If the sight of a floating fleshlight, complete with a filthy inscription, that’s a centerpiece of Carmen and Rigoberto’s home is meant to shock as soon as “Lost in the Night” starts, the vulgarity of the object pales in comparison to the kind of attitude that’s behind placing it there to begin with, a notion that ultimately gives “Lost in the Night” its creeping tension when Emiliano has no doubts about how rotten the world around him is, but gradually becomes aware of how it got that way. Treviño, the stone-faced youth who always looks like he’s seen more than he should have at his age in recent turns in “La Civil,” “I’m No Longer Here” and “Robe of Gems,” is typically magnetic here, playing something akin to undercover agent when he worries he may be getting in too deep into the family’s hysterics while he tries to keep his quest for his mother’s whereabouts at top of mind.

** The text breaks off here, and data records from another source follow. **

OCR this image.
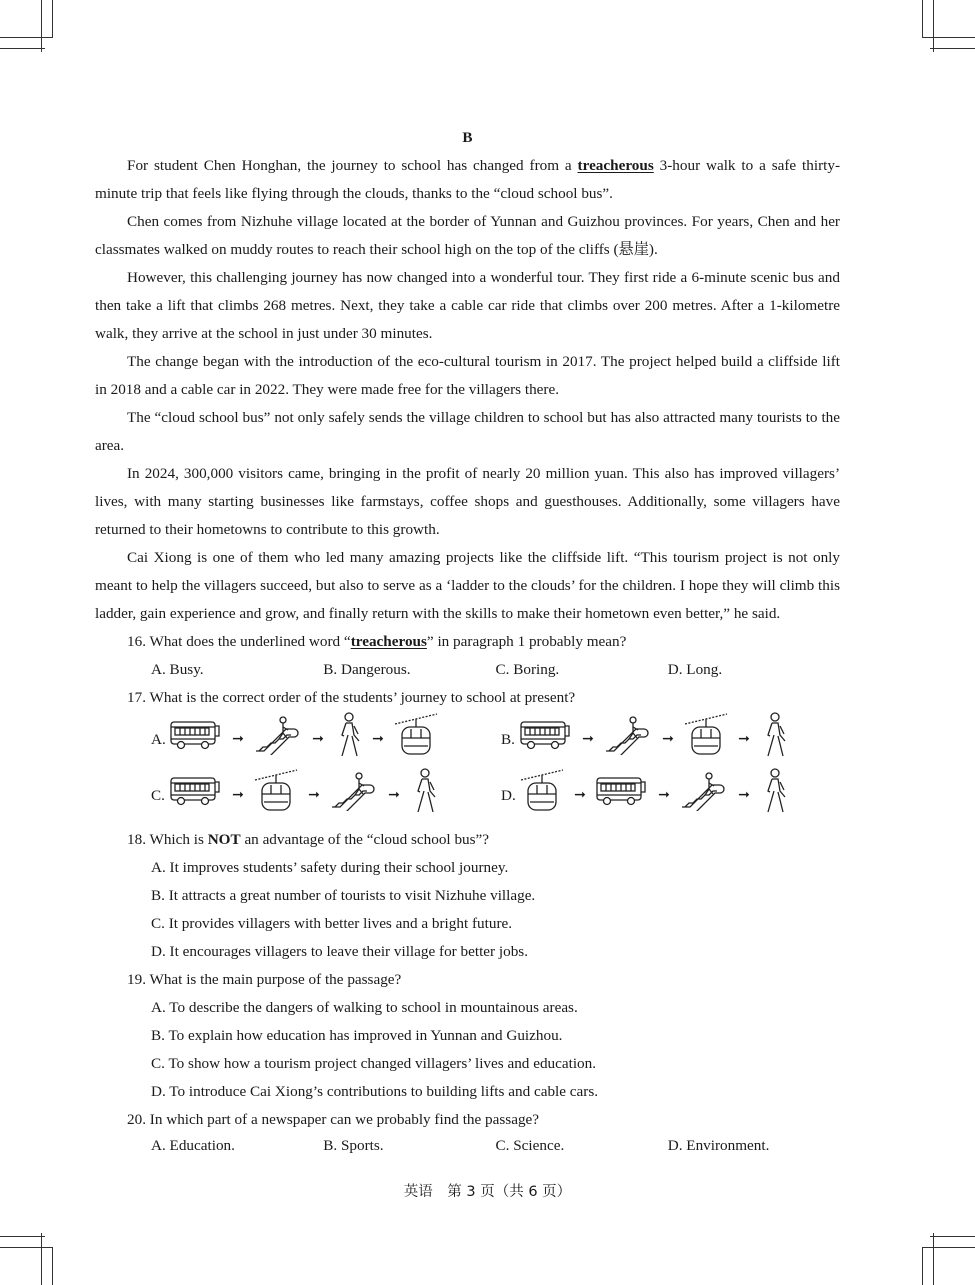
B

For student Chen Honghan, the journey to school has changed from a treacherous 3-hour walk to a safe thirty-minute trip that feels like flying through the clouds, thanks to the “cloud school bus”.

Chen comes from Nizhuhe village located at the border of Yunnan and Guizhou provinces. For years, Chen and her classmates walked on muddy routes to reach their school high on the top of the cliffs (悬崖).

However, this challenging journey has now changed into a wonderful tour. They first ride a 6-minute scenic bus and then take a lift that climbs 268 metres. Next, they take a cable car ride that climbs over 200 metres. After a 1-kilometre walk, they arrive at the school in just under 30 minutes.

The change began with the introduction of the eco-cultural tourism in 2017. The project helped build a cliffside lift in 2018 and a cable car in 2022. They were made free for the villagers there.

The “cloud school bus” not only safely sends the village children to school but has also attracted many tourists to the area.

In 2024, 300,000 visitors came, bringing in the profit of nearly 20 million yuan. This also has improved villagers’ lives, with many starting businesses like farmstays, coffee shops and guesthouses. Additionally, some villagers have returned to their hometowns to contribute to this growth.

Cai Xiong is one of them who led many amazing projects like the cliffside lift. “This tourism project is not only meant to help the villagers succeed, but also to serve as a ‘ladder to the clouds’ for the children. I hope they will climb this ladder, gain experience and grow, and finally return with the skills to make their hometown even better,” he said.

16. What does the underlined word “treacherous” in paragraph 1 probably mean?

A. Busy.	B. Dangerous.	C. Boring.	D. Long.

17. What is the correct order of the students’ journey to school at present?

A.	➞	➞	➞	B.	➞	➞	➞
C.	➞	➞	➞	D.	➞	➞	➞

18. Which is NOT an advantage of the “cloud school bus”?

A. It improves students’ safety during their school journey.

B. It attracts a great number of tourists to visit Nizhuhe village.

C. It provides villagers with better lives and a bright future.

D. It encourages villagers to leave their village for better jobs.

19. What is the main purpose of the passage?

A. To describe the dangers of walking to school in mountainous areas.

B. To explain how education has improved in Yunnan and Guizhou.

C. To show how a tourism project changed villagers’ lives and education.

D. To introduce Cai Xiong’s contributions to building lifts and cable cars.

20. In which part of a newspaper can we probably find the passage?

A. Education.	B. Sports.	C. Science.	D. Environment.
英语　第 3 页（共 6 页）
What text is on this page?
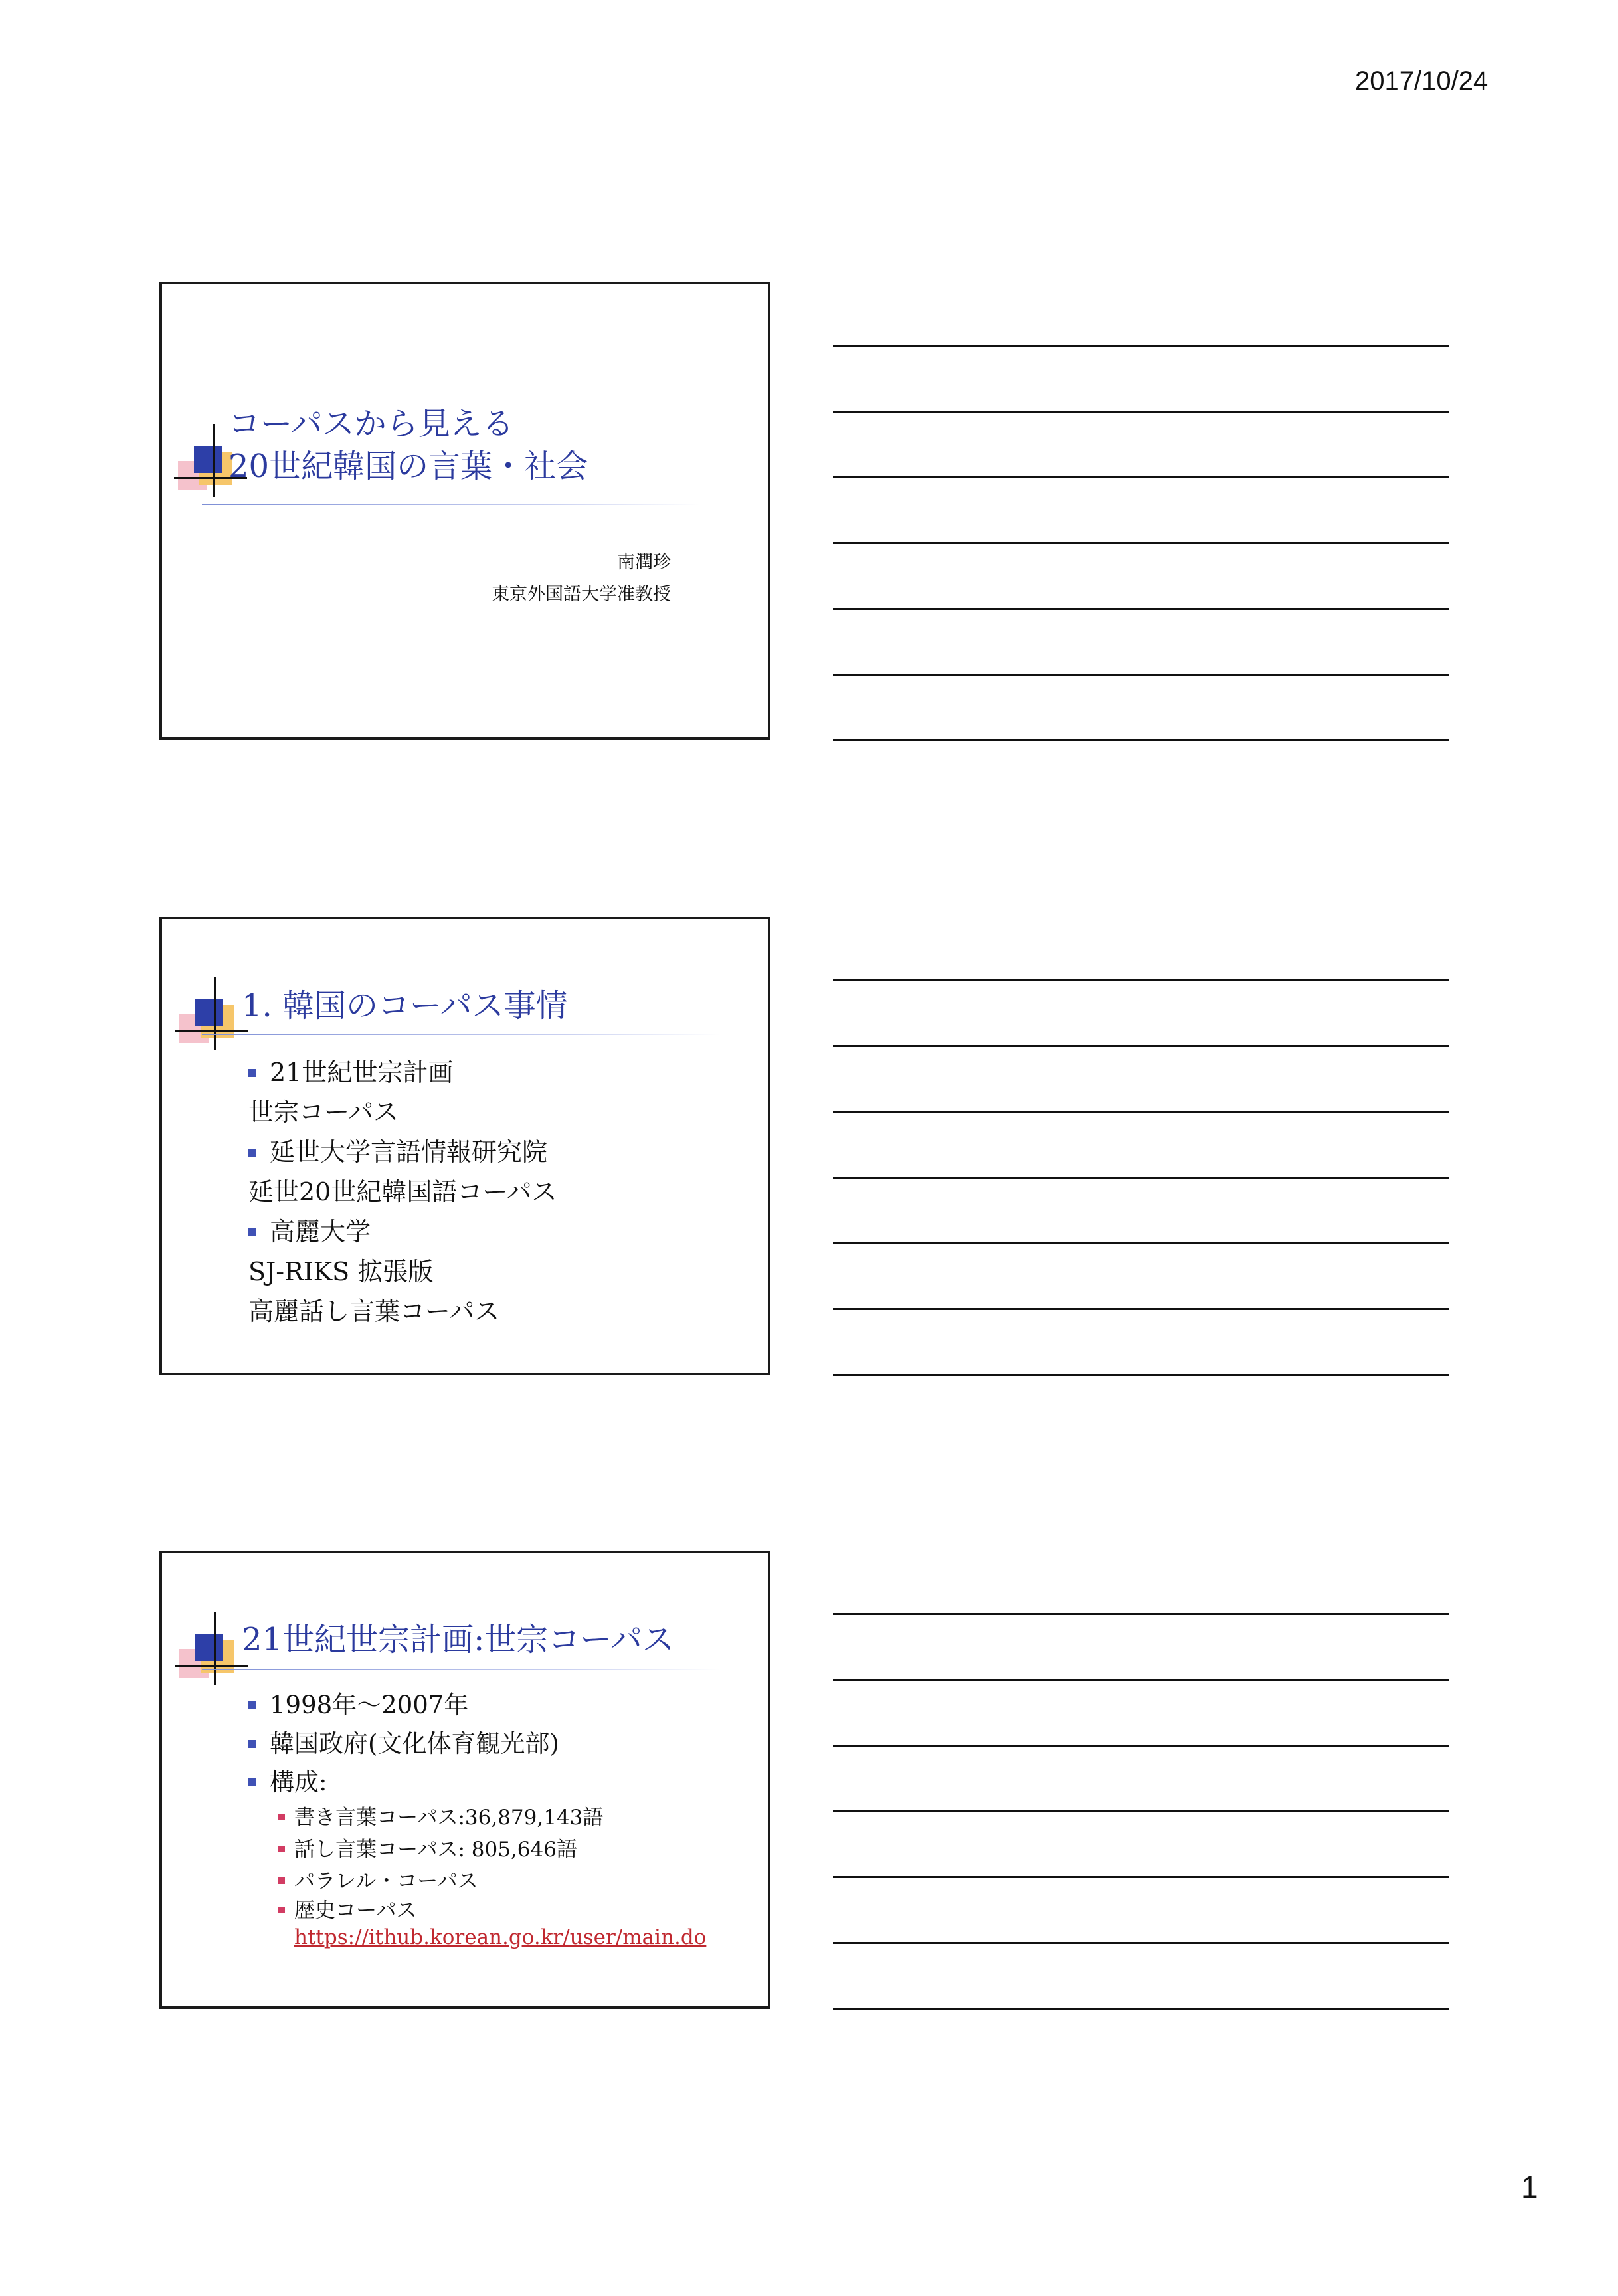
2017/10/24
コーパスから見える
20世紀韓国の言葉・社会
南潤珍
東京外国語大学准教授
1. 韓国のコーパス事情
21世紀世宗計画
世宗コーパス
延世大学言語情報研究院
延世20世紀韓国語コーパス
高麗大学
SJ-RIKS 拡張版
高麗話し言葉コーパス
21世紀世宗計画:世宗コーパス
1998年～2007年
韓国政府(文化体育観光部)
構成:
書き言葉コーパス:36,879,143語
話し言葉コーパス: 805,646語
パラレル・コーパス
歴史コーパス
https://ithub.korean.go.kr/user/main.do
1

Nearly every element of “Lost in the Night” would seem to invite one to look underneath the surface when it seems a little more than coincidence that the Aldamas are all entertainers in some fashion and they set the stage for Escalante’s most melodramatic film to date where theatrics can act as one more distraction of the spiritual corruption taking place if they don’t strive to reveal the truth.

It would be easy to chalk up the bourgeois family and the police that would seem inclined to protect only them because of their fortune as villains, but even they are the product of a warped system that Escalante allows to enter his own vision when one is privy to scenes of sex and violence that don’t usually make it onto the screen and as Emiliano chases a ghost, the director is able to impressively flesh out the tortured soul of a society, all too aware of where all the bodies have been buried, but with more and more pain added with each sprinkle of dirt poured on top.

“Lost in the Night” does not yet have U.S. distribution.